Well - If you guys are still breathing after that barrage of information, and aren't so snowed under that your brain doesn't need some metaphorical resue dogs to dig you out from under that metaphorical avalanche of facts, then congratulations! Here is your prize - nothing! Woo!
Well, hopefully next post I won't have half as many facts to throw at you, so good day, good bye and good bloody night!

Wednesday, 4 April 2012

In the BEGINNING ....... I had no idea what to do!

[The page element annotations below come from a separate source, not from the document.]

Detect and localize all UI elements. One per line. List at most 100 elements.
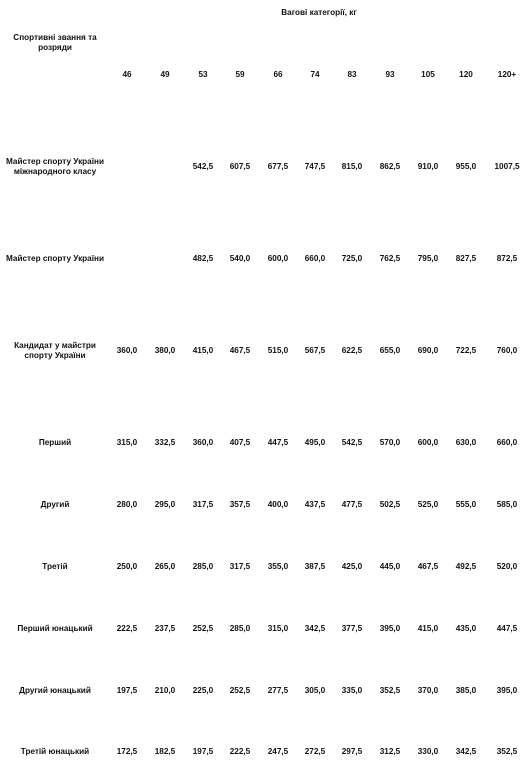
table-cell: 210,0 bbox=[154, 686, 176, 695]
table-cell: 437,5 bbox=[304, 500, 326, 509]
ranks-column-header: Спортивні звання та розряди bbox=[13, 33, 97, 52]
table-cell: 370,0 bbox=[417, 686, 439, 695]
table-cell: 747,5 bbox=[304, 162, 326, 171]
table-cell: 542,5 bbox=[341, 438, 363, 447]
table-cell: 630,0 bbox=[455, 438, 477, 447]
table-cell: 827,5 bbox=[455, 254, 477, 263]
rank-label: Кандидат у майстри спорту України bbox=[14, 341, 96, 360]
table-cell: 342,5 bbox=[455, 747, 477, 756]
table-cell: 760,0 bbox=[496, 346, 518, 355]
table-cell: 447,5 bbox=[267, 438, 289, 447]
table-cell: 360,0 bbox=[192, 438, 214, 447]
table-cell: 1007,5 bbox=[494, 162, 520, 171]
table-cell: 477,5 bbox=[341, 500, 363, 509]
weight-column-header: 59 bbox=[235, 70, 245, 79]
table-cell: 237,5 bbox=[154, 624, 176, 633]
table-cell: 197,5 bbox=[116, 686, 138, 695]
table-cell: 312,5 bbox=[379, 747, 401, 756]
weight-categories-title: Вагові категорії, кг bbox=[281, 8, 357, 17]
table-cell: 502,5 bbox=[379, 500, 401, 509]
table-cell: 482,5 bbox=[192, 254, 214, 263]
table-cell: 725,0 bbox=[341, 254, 363, 263]
weight-column-header: 74 bbox=[310, 70, 320, 79]
table-cell: 542,5 bbox=[192, 162, 214, 171]
weight-column-header: 120 bbox=[459, 70, 473, 79]
rank-label: Перший bbox=[38, 438, 72, 447]
table-cell: 197,5 bbox=[192, 747, 214, 756]
table-cell: 172,5 bbox=[116, 747, 138, 756]
table-cell: 357,5 bbox=[229, 500, 251, 509]
table-cell: 317,5 bbox=[229, 562, 251, 571]
table-cell: 435,0 bbox=[455, 624, 477, 633]
rank-label: Майстер спорту України bbox=[5, 254, 105, 263]
table-cell: 407,5 bbox=[229, 438, 251, 447]
weight-column-header: 53 bbox=[198, 70, 208, 79]
weight-column-header: 93 bbox=[385, 70, 395, 79]
table-cell: 600,0 bbox=[417, 438, 439, 447]
table-cell: 607,5 bbox=[229, 162, 251, 171]
rank-label: Другий юнацький bbox=[19, 686, 91, 695]
table-cell: 252,5 bbox=[192, 624, 214, 633]
table-cell: 182,5 bbox=[154, 747, 176, 756]
weight-column-header: 49 bbox=[160, 70, 170, 79]
table-cell: 352,5 bbox=[496, 747, 518, 756]
weight-column-header: 120+ bbox=[497, 70, 517, 79]
table-cell: 222,5 bbox=[116, 624, 138, 633]
table-cell: 585,0 bbox=[496, 500, 518, 509]
table-cell: 400,0 bbox=[267, 500, 289, 509]
table-cell: 295,0 bbox=[154, 500, 176, 509]
table-cell: 225,0 bbox=[192, 686, 214, 695]
table-cell: 660,0 bbox=[496, 438, 518, 447]
rank-label: Другий bbox=[40, 500, 70, 509]
table-cell: 540,0 bbox=[229, 254, 251, 263]
weight-column-header: 105 bbox=[421, 70, 435, 79]
table-cell: 515,0 bbox=[267, 346, 289, 355]
table-cell: 492,5 bbox=[455, 562, 477, 571]
table-cell: 305,0 bbox=[304, 686, 326, 695]
table-cell: 387,5 bbox=[304, 562, 326, 571]
table-cell: 570,0 bbox=[379, 438, 401, 447]
table-cell: 467,5 bbox=[417, 562, 439, 571]
table-cell: 655,0 bbox=[379, 346, 401, 355]
table-cell: 315,0 bbox=[267, 624, 289, 633]
table-cell: 447,5 bbox=[496, 624, 518, 633]
table-cell: 315,0 bbox=[116, 438, 138, 447]
table-cell: 395,0 bbox=[379, 624, 401, 633]
table-cell: 297,5 bbox=[341, 747, 363, 756]
table-cell: 252,5 bbox=[229, 686, 251, 695]
table-cell: 862,5 bbox=[379, 162, 401, 171]
table-cell: 762,5 bbox=[379, 254, 401, 263]
table-cell: 690,0 bbox=[417, 346, 439, 355]
table-cell: 467,5 bbox=[229, 346, 251, 355]
table-cell: 445,0 bbox=[379, 562, 401, 571]
table-cell: 250,0 bbox=[116, 562, 138, 571]
table-cell: 525,0 bbox=[417, 500, 439, 509]
table-cell: 277,5 bbox=[267, 686, 289, 695]
table-cell: 425,0 bbox=[341, 562, 363, 571]
table-cell: 380,0 bbox=[154, 346, 176, 355]
table-cell: 955,0 bbox=[455, 162, 477, 171]
table-cell: 660,0 bbox=[304, 254, 326, 263]
table-cell: 722,5 bbox=[455, 346, 477, 355]
table-cell: 385,0 bbox=[455, 686, 477, 695]
table-cell: 415,0 bbox=[192, 346, 214, 355]
table-cell: 815,0 bbox=[341, 162, 363, 171]
table-cell: 360,0 bbox=[116, 346, 138, 355]
table-cell: 280,0 bbox=[116, 500, 138, 509]
table-cell: 520,0 bbox=[496, 562, 518, 571]
table-cell: 622,5 bbox=[341, 346, 363, 355]
table-cell: 555,0 bbox=[455, 500, 477, 509]
table-cell: 352,5 bbox=[379, 686, 401, 695]
rank-label: Третій bbox=[42, 562, 68, 571]
table-cell: 332,5 bbox=[154, 438, 176, 447]
table-cell: 265,0 bbox=[154, 562, 176, 571]
table-cell: 677,5 bbox=[267, 162, 289, 171]
table-cell: 567,5 bbox=[304, 346, 326, 355]
table-cell: 872,5 bbox=[496, 254, 518, 263]
table-cell: 600,0 bbox=[267, 254, 289, 263]
rank-label: Третій юнацький bbox=[20, 747, 90, 756]
table-cell: 342,5 bbox=[304, 624, 326, 633]
table-cell: 335,0 bbox=[341, 686, 363, 695]
weight-column-header: 66 bbox=[273, 70, 283, 79]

Hello thar! This is ME (No brainer numero uno!)! Ok, ok, time for a (Proper-ish) Intro - this is how it goes isn't it? Aw shucks, sure it is! My brain.... is more than a leeeetle bit crazy. in fact more than a leeeetle bit, probably a biiiiiig bit! But- like all brilliant things, despite it being largely useless, it does have some moments of brilliance where it spews out various philosophical observations, thoughts and feelings that I feel may be interesting to defecate a webpage with - I mean, everybody wins, right?  Of course not, but just like idiotic warring nations, I'll keep ploughing on until someone gives in... or falls over! Or both! Now that would be... well not all that interesting!
 But yeah, that's basically it for today I'm afraid (Assorted cute animals shed a tear) - I had to just do this in a spur of the moment kind-of situation, as if I tried to do it properly I'd never get it done.
So I plan to post on Tuesdays, Thursdays and either Saturday or Sunday (I just figure that its worth at least trying to get some order) about God nows what and who knows why -
So now that's it and I'm off to delay doing important things - Procrastinator - Away!!!!!